Session III.6 - Symbolic Analysis
Monday, June 19, 14:30 ~ 15:00
Integrable systems of the Boussinesq type and their formal diagonalisation
Rafael Hernandez Heredero
Polytechnic University of Madrid, Spain - This email address is being protected from spambots. You need JavaScript enabled to view it.
We will deal with the symmetry approach to integrability for multi-component evolution systems $\mathbf{u}=\mathbf{\Phi}(\mathbf{u},\mathbf{u}_1, \dots , \mathbf{u}_n)$, or in components \[ u^i_t = \phi^i(\mathbf{u},\mathbf{u}_1, \dots , \mathbf{u}_n),\quad i=1,\ldots,m \] where $\mathbf{u}=(u^1, \dots , u^m)$ and $\mathbf{u}_i=\partial\mathbf{u}/\partial x^i$. Formal recursion $\mathbf{R}$ and symplectic $\mathbf{S}$ operators are matrix pseudo-differential series satisfying the equations \begin{gather*}{\bf R}_t=[\mathbf{\Phi}_*,\,\mathbf{R}], \\ \mathbf{S}_t + \mathbf{S} \,\mathbf{\Phi}_* +\mathbf{\Phi}_*^ + \, \mathbf{S} = 0. \end{gather*} where $\mathbf{\Phi}_*$ denotes the Fréchet derivative of $\mathbf{\Phi}$. Integrability amounts to the existence of such operators for a given system.

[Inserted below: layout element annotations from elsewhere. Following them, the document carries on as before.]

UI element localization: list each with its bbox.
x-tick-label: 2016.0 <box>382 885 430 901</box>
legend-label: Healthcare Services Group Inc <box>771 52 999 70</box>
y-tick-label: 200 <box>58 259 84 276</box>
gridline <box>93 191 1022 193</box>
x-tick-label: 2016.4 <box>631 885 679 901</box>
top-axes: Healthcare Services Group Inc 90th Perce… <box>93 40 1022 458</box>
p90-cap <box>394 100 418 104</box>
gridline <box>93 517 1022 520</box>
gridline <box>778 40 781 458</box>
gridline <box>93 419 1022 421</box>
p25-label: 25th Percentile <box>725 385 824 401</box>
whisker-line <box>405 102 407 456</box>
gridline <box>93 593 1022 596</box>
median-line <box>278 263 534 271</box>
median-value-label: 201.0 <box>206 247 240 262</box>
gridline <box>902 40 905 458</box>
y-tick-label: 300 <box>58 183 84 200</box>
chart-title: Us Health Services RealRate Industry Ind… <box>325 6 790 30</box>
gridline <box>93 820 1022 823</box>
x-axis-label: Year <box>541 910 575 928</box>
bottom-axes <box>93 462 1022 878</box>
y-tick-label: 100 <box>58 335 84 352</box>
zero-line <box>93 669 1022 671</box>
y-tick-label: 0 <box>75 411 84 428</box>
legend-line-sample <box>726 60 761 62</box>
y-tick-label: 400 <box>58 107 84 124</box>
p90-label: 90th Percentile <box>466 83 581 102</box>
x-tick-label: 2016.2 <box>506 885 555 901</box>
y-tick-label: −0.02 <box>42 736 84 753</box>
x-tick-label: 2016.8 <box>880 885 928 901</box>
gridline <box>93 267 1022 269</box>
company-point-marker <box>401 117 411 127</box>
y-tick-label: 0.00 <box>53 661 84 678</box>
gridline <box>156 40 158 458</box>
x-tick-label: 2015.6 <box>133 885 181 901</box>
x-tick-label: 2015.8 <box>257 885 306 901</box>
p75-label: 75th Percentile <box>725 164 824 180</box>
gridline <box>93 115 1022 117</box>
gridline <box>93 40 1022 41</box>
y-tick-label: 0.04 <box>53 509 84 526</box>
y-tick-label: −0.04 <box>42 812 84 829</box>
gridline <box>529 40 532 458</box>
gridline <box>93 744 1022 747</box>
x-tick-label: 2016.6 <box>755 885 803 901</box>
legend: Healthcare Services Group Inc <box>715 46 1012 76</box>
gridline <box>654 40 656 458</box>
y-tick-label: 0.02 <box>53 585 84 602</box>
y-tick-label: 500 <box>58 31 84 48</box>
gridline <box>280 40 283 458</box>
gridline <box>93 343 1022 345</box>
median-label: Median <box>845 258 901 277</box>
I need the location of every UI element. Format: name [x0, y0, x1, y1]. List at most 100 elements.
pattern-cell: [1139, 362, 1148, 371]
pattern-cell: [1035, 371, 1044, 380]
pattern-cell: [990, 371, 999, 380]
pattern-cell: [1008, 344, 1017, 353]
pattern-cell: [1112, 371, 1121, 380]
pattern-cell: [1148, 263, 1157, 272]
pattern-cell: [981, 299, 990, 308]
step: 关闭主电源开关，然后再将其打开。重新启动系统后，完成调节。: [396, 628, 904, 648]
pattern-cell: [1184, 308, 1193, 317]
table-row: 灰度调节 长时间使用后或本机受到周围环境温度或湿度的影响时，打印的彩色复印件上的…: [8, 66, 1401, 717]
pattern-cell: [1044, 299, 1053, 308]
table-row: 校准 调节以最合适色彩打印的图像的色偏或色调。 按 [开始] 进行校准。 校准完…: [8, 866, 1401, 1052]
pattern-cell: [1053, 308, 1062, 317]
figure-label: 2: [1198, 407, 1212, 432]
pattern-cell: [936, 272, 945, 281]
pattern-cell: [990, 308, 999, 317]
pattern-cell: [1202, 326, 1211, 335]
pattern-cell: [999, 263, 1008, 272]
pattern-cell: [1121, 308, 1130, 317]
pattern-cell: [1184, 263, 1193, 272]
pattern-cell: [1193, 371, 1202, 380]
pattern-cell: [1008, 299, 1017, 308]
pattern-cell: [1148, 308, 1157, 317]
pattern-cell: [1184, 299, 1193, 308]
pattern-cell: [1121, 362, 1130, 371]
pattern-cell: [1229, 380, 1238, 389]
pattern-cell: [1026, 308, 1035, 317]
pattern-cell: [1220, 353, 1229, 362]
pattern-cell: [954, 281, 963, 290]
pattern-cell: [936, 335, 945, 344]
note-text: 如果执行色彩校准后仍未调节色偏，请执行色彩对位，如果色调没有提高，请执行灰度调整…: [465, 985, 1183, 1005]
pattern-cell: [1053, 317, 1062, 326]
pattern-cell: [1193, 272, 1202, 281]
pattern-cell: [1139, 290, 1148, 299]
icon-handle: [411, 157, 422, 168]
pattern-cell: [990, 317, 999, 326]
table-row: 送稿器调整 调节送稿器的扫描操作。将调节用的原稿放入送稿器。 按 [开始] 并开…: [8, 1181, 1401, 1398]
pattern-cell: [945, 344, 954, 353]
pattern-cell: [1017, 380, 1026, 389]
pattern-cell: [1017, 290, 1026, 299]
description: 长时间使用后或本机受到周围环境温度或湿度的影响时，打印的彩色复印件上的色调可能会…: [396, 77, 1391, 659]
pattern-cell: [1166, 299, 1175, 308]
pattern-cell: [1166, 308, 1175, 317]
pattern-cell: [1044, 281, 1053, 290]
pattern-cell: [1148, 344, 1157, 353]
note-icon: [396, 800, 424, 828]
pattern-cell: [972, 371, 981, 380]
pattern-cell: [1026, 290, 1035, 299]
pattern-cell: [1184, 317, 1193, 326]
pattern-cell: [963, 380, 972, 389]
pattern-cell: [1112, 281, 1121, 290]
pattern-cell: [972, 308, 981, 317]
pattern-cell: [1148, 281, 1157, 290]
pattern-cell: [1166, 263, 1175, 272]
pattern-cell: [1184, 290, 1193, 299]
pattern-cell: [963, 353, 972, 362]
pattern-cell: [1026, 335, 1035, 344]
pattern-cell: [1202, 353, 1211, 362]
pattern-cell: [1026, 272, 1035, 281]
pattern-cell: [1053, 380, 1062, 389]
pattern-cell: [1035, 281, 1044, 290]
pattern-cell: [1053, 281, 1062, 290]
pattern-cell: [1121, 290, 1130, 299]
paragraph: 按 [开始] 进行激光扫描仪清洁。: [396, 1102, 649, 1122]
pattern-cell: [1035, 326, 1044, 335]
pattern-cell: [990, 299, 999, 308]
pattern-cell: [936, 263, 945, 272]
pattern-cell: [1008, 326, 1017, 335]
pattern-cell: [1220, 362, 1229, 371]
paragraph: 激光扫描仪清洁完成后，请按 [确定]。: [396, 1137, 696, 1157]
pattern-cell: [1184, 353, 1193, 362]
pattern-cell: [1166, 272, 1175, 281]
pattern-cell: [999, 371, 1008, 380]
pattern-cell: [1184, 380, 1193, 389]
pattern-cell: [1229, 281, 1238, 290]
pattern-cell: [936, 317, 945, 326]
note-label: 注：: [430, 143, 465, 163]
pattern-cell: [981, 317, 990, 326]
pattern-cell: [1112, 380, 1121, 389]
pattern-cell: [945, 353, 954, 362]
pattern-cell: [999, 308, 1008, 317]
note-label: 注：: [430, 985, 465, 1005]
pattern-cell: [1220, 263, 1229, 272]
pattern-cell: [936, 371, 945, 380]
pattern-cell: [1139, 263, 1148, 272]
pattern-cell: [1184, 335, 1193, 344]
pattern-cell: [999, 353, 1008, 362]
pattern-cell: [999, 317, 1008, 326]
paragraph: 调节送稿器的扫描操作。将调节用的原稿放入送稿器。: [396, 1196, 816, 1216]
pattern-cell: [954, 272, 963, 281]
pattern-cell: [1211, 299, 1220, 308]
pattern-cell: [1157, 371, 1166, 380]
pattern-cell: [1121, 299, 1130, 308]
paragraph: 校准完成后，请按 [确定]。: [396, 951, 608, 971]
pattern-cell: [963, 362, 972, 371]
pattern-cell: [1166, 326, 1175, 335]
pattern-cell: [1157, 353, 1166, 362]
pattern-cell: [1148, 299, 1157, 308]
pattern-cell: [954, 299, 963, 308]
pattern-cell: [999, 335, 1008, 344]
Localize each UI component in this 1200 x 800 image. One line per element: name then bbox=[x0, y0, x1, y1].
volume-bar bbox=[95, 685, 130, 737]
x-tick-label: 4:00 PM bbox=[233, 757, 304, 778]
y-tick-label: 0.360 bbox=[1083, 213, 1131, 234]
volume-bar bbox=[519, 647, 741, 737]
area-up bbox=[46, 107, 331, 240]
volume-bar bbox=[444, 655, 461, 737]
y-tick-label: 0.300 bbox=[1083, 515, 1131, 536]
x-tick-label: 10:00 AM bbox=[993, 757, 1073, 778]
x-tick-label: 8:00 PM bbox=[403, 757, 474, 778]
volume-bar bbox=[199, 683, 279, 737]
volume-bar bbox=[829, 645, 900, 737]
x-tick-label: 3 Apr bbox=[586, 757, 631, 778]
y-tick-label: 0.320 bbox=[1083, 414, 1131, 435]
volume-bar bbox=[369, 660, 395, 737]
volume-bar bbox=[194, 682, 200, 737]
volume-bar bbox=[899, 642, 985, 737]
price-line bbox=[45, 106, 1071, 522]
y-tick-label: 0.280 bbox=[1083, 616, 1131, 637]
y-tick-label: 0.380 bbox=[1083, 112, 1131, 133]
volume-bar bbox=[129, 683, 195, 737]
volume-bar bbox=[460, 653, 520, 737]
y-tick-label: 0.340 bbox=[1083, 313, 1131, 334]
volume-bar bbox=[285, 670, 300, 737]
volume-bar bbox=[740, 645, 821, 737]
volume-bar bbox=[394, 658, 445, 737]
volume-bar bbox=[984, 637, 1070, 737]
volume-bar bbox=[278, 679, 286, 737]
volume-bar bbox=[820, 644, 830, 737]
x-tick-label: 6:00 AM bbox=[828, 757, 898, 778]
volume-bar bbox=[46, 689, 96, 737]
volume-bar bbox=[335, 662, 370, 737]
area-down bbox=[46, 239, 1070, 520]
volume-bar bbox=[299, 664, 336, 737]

Non-degenerate systems are those having its separant matrix $\mathbf{\Sigma}$ (with entries $\sigma_{ij}=\partial \phi^i/\partial u_n^j$) invertible and without multiple eigenvalues at a generic point. It is well known that starting from the transformation that diagonalises the separant, a transformation that formally diagonalises the whole system can be built, helping to solve the equations for recursion and symplectic operators, i.e. to establish integrability.
We will explore in this talk the possibility of diagonalising degenerate systems, i.e. with non diagonalisable separants. As an illustration, we will show some classifications of integrable systems of the form \[\begin{aligned} u_t&=v,\\ v_t&=u_4+f(u,u_1,\ldots,u_{3},v,v_1). \end{aligned} \] The computational component of this work consist in developing and implementing the formal calculus of pseudo-differential expressions in the jet space.
Joint work with Vladimir V. Sokolov (Kharkevich Institute for Information Transmission Problems of the Russian Academy of Sciences, Moscow, Russia).